Table of Contents for
Packet Tracer Network Simulator

Chapter 1. Getting Started with Packet Tracer

So you have just entered the world of Cisco networking by starting to prepare for CCENT or CCNA and would like to get a taste of everything in Cisco, but do not have the luxury to afford real hardware. Well, who needs a few pieces of real hardware when you can design complex topologies with tens (if not hundreds) of Cisco devices and watch as packets move between them, and do all of this on your laptop, sitting anywhere? The best part is, if you are an instructor or interviewer, practical questions can be created with Packet Tracer; you'll learn how to do this in Chapter 11, Creating Packet Tracer Assessments.

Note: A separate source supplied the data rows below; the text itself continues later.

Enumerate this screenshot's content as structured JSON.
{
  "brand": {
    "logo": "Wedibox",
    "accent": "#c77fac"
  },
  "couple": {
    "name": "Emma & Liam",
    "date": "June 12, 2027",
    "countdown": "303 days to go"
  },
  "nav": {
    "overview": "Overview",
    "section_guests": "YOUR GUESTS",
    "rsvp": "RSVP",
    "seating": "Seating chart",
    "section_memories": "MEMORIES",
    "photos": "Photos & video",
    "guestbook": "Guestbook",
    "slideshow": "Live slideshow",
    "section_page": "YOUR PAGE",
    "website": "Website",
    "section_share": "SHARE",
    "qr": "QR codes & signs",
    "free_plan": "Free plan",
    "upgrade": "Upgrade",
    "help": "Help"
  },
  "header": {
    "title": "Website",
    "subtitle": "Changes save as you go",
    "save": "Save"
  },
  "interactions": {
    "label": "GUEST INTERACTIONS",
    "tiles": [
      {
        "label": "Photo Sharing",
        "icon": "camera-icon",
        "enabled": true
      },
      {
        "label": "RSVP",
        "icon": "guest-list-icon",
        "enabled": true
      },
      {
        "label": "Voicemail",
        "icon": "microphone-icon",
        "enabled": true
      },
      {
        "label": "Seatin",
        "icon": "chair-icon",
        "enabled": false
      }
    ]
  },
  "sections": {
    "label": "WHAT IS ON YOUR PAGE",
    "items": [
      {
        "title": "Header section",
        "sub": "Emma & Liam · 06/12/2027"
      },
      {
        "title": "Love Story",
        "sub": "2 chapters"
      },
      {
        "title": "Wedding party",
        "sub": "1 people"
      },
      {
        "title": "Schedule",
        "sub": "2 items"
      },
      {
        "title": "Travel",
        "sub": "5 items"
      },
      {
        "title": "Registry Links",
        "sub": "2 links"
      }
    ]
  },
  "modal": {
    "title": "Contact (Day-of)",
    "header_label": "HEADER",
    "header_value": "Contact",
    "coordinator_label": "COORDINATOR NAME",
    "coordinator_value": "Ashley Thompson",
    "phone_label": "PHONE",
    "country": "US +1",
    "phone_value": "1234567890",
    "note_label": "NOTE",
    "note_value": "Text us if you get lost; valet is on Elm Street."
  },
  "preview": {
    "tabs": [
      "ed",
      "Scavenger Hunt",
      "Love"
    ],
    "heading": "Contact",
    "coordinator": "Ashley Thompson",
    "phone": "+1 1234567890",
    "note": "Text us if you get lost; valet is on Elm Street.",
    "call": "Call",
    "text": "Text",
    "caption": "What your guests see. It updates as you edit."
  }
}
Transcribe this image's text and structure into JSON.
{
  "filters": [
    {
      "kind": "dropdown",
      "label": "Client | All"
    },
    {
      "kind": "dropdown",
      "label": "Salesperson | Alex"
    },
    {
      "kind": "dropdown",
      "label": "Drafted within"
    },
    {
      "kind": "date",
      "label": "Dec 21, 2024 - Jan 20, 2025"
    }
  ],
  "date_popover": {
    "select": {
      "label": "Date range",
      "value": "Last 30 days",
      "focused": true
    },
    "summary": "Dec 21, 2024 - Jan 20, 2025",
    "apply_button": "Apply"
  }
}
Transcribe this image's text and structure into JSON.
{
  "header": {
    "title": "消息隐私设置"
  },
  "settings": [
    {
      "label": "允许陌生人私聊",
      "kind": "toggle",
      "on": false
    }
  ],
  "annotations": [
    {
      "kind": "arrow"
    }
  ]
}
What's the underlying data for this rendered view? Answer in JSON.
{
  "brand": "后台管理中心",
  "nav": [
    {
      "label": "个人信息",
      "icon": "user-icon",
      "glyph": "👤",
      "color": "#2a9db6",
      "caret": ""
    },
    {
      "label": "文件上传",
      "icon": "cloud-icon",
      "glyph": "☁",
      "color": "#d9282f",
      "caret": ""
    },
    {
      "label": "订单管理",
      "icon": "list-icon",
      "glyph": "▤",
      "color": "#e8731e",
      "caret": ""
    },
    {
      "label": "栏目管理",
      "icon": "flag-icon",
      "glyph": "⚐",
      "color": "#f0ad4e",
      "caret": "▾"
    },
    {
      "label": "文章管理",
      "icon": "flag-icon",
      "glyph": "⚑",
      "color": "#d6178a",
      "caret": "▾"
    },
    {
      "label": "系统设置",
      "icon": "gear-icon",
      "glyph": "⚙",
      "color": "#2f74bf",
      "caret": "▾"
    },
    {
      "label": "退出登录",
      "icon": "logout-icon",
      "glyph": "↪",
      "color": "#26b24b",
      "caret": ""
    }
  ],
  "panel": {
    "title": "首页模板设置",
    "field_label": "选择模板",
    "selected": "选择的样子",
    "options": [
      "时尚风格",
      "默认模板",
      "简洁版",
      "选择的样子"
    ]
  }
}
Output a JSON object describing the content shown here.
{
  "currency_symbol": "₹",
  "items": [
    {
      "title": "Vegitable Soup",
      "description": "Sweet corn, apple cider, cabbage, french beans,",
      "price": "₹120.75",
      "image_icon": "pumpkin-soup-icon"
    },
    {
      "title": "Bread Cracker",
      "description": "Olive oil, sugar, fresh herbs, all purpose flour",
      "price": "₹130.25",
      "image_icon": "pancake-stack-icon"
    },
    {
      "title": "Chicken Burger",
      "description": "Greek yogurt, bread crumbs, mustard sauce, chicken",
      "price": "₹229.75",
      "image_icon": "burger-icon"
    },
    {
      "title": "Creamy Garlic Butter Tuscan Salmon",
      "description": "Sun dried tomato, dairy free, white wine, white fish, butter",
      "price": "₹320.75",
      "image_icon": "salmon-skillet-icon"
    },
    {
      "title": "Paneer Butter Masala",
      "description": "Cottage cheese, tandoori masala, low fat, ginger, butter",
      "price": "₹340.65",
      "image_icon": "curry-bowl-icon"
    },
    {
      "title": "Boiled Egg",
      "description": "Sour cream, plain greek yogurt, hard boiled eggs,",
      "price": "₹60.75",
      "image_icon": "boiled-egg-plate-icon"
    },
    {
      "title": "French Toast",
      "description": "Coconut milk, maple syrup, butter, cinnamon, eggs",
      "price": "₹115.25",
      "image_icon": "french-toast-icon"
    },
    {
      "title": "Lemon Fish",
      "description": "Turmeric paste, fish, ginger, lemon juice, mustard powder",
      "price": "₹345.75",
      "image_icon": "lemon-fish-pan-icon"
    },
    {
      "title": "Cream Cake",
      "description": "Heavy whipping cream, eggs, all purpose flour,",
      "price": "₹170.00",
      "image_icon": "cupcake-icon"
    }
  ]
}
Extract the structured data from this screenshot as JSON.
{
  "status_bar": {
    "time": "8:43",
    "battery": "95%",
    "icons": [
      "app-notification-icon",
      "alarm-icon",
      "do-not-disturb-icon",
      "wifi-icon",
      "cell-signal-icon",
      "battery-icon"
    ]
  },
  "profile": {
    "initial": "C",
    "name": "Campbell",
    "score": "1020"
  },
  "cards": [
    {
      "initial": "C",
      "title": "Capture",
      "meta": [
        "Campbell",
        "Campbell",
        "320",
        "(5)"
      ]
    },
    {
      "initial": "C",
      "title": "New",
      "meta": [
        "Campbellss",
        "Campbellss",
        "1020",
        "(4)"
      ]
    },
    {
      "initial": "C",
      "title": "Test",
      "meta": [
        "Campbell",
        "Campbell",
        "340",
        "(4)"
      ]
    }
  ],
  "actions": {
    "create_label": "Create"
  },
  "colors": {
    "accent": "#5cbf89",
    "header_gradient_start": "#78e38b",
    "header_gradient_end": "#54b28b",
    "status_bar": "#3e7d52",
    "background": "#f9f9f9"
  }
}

This chapter will guide you through the installation of Packet Tracer, describe its graphical interface, and show you how to create your first simple topology in it. Because this is a simulator, not all real world (read real hardware) protocols are supported. So we will begin by seeing which protocols it does support.

Protocols supported by Packet Tracer

A simulator, as the name suggests, simulates network devices and its environment, so protocols in Packet Tracer are coded to work and behave in the same way as they would on real hardware. The following table shows the protocols supported by Packet Tracer:

Technology

Protocols

LAN

Ethernet (including CSMA/CD*), 802.11 a/b/g/n wireless*, and PPPOE

Switching

VLANs, 802.1q, trunking, VTP, DTP, STP*, RSTP*, multilayer switching*, EtherChannel, LACP, and PAgP

TCP/IP

HTTP, HTTPS, DHCP, DHCPv6, Telnet, SSH, TFTP, DNS, TCP*, UDP, IPv4*, IPv6*, ICMP, ICMPv6, ARP, IPv6 ND, FTP, SMTP, POP3, and VOIP(H.323)

Routing

Static, default, RIPv1, RIPv2, EIGRP, single area OSPF, multiarea OSPF, BGP, inter-VLAN routing, and redistribution

WAN

HDLC, SLARP, PPP*, and Frame Relay*

Security

IPsec, GRE, ISAKMP, NTP, AAA, RADIUS, TACACS, SNMP, SSH, Syslog, CBAC, Zone-Based Policy Firewall, and IPS

QoS

Layer 2 QoS, Layer 3 DiffServ QoS, FIFO Hardware queues, Priority Queuing, Custom Queuing, Weighted Fair Queuing, MQC, and NBAR*

Miscellaneous

ACLs (standard, extended, and named), CDP, NAT (static, dynamic, inside/outside, and overload), and NATv6

* These protocols have substantial modelling limitations, so not all commands under these protocols work.